Personal information
- Full name: Kenneth Desmond Smith
- Born: 30 April 1922 Bishop Auckland, County Durham, England
- Died: 31 May 1998 (aged 76) Selly Oak, Warwickshire, England
- Batting: Right-handed
- Bowling: Right-arm fast-medium
- Relations: Paul Smith (son)

Domestic team information
- 1949: Northumberland
- 1950–1951: Leicestershire
- 1953–1961: Northumberland

Career statistics
| Competition | First-class |
| Matches | 26 |
| Runs scored | 621 |
| Batting average | 17.25 |
| 100s/50s | –/2 |
| Top score | 70* |
| Balls bowled | 192 |
| Wickets | 3 |
| Bowling average | 34.33 |
| 5 wickets in innings | – |
| 10 wickets in match | – |
| Best bowling | 2/37 |
| Catches/stumpings | 12/– |
- Source: Cricinfo, 19 June 2022

= Kenneth Smith (cricketer) =

English cricketer

Kenneth Desmond Smith (30 April 1922, Bishop Auckland, Durham; – 31 May 1998, Selly Oak, Birmingham) was an English cricketer.

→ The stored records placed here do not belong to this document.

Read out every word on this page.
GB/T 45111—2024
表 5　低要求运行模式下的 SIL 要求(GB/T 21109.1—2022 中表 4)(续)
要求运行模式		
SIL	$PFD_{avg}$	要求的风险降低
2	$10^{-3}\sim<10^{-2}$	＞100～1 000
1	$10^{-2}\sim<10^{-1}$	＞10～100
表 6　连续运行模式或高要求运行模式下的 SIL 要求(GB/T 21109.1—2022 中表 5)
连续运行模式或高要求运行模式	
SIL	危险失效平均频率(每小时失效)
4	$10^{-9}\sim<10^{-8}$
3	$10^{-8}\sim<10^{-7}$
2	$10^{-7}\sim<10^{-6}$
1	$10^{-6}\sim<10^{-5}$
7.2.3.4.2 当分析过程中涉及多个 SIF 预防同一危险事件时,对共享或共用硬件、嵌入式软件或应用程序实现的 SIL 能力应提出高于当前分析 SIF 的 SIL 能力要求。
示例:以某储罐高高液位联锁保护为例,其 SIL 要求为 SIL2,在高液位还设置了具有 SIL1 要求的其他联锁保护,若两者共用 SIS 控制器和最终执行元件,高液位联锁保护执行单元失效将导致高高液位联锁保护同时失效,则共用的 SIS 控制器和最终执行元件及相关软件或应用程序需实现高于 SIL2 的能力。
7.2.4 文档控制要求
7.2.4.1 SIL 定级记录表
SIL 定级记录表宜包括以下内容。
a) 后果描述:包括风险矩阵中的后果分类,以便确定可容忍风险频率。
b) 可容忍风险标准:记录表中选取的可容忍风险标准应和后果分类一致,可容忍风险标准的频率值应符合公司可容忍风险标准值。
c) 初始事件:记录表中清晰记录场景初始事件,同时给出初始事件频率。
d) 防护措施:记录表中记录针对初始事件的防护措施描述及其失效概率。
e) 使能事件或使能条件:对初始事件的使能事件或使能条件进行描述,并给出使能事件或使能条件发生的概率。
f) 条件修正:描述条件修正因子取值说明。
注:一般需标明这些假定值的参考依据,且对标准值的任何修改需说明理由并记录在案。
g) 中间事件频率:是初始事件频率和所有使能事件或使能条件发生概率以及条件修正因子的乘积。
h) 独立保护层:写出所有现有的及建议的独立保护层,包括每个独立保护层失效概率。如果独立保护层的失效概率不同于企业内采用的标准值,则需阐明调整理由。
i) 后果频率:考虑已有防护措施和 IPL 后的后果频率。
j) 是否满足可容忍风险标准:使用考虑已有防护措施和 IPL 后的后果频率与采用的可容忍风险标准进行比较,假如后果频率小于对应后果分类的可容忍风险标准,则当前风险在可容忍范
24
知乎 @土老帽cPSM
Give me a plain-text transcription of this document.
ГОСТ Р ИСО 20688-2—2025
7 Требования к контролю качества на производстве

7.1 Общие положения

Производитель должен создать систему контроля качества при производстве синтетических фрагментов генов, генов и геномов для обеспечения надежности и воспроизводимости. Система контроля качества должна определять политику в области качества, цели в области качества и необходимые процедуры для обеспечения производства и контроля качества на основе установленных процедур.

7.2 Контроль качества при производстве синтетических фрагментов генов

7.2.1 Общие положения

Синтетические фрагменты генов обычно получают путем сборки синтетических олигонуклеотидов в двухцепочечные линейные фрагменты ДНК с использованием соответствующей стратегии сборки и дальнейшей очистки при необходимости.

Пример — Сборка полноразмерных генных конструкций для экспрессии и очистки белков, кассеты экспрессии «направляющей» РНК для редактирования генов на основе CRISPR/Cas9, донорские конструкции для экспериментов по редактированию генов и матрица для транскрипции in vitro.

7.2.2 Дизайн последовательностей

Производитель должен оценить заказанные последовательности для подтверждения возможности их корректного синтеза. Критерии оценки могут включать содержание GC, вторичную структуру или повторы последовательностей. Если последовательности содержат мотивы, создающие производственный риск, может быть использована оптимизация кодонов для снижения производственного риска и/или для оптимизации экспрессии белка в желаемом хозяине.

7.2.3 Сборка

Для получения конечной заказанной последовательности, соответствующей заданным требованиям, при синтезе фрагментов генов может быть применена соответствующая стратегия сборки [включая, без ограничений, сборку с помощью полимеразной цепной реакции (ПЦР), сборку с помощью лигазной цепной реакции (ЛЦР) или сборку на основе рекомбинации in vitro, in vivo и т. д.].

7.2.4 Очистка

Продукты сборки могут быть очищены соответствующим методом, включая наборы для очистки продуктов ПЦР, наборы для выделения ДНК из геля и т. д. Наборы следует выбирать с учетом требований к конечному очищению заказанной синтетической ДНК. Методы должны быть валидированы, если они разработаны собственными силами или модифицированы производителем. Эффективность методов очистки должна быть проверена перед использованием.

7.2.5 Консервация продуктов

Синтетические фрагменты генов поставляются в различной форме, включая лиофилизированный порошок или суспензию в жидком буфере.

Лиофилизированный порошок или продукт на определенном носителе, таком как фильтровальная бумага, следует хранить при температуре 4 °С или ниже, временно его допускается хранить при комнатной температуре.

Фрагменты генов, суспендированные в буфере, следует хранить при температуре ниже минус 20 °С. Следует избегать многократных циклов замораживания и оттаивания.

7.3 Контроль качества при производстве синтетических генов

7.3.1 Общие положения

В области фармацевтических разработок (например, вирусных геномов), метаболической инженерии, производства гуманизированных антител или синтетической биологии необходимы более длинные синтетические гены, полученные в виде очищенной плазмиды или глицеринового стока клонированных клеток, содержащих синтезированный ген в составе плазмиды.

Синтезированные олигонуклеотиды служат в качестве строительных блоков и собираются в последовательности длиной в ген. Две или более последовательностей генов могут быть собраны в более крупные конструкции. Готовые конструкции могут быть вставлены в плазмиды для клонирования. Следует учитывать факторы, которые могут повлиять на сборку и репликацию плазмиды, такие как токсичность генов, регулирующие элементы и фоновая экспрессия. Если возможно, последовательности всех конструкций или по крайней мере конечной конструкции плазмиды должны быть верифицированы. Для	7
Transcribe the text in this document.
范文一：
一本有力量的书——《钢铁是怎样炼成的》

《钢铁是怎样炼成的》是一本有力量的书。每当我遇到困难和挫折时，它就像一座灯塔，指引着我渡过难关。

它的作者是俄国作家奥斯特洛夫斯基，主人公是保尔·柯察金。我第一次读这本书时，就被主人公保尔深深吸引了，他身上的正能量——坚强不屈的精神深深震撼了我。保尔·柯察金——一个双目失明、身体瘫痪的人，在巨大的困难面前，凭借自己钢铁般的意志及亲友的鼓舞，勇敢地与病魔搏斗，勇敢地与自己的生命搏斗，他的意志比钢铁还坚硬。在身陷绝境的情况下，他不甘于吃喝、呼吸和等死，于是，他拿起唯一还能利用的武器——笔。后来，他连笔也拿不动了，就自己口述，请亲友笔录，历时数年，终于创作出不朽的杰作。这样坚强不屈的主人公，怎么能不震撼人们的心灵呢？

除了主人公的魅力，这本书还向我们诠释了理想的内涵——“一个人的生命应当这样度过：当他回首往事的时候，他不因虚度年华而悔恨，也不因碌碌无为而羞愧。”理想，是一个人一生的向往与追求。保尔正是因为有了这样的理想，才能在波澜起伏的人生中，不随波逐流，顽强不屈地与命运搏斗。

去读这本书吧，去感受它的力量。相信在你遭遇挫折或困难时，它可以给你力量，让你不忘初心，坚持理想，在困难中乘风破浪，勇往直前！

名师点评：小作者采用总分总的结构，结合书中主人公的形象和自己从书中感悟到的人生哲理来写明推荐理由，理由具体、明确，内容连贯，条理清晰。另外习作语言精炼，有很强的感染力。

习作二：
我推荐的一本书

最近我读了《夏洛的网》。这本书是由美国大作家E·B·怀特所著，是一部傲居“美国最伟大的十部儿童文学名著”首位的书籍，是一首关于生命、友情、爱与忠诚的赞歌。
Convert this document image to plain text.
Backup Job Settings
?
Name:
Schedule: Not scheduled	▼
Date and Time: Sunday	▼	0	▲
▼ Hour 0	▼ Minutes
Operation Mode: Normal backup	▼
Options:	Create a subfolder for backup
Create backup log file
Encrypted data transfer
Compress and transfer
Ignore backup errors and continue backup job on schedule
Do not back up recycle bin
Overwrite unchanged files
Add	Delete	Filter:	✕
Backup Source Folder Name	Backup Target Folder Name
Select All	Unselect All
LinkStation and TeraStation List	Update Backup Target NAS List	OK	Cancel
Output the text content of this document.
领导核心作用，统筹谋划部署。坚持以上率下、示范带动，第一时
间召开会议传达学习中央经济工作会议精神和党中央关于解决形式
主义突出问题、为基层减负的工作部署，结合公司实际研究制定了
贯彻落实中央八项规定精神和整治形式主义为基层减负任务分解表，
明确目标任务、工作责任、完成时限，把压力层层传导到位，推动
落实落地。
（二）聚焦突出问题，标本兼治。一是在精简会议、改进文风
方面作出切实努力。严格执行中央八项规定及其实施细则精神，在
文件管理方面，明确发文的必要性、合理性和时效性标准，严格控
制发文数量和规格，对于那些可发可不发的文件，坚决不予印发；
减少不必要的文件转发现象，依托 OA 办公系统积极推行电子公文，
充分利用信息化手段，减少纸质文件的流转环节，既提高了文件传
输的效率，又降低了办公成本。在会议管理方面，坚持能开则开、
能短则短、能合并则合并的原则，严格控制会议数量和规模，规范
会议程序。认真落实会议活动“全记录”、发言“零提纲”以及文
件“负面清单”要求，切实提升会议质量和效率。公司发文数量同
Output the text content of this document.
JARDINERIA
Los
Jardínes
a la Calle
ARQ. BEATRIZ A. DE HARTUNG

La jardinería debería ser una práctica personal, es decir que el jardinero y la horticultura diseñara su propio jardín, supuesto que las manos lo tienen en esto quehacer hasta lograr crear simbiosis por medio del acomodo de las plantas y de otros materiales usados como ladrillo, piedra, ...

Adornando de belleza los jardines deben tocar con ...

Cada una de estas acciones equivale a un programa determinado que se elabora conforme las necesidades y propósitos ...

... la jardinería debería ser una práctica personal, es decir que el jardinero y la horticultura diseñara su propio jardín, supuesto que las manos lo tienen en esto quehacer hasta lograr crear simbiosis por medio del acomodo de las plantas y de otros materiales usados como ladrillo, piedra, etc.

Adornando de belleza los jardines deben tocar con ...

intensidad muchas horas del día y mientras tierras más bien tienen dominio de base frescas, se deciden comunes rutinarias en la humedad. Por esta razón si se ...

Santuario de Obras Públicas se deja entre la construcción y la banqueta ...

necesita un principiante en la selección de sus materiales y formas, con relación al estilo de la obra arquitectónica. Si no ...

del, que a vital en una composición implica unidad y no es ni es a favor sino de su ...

Kenneth Smith was a right-handed batsman who played regularly for Leicestershire County Cricket Club between 1951 and 1952. He made an unbeaten 70 at Northampton in 1950. He scored 621 runs in 26 first-class matches at an average of 17.25 with two fifties and taking 12 catches.

He had three sons, Anthony, David and Paul, with latter both representing Warwickshire.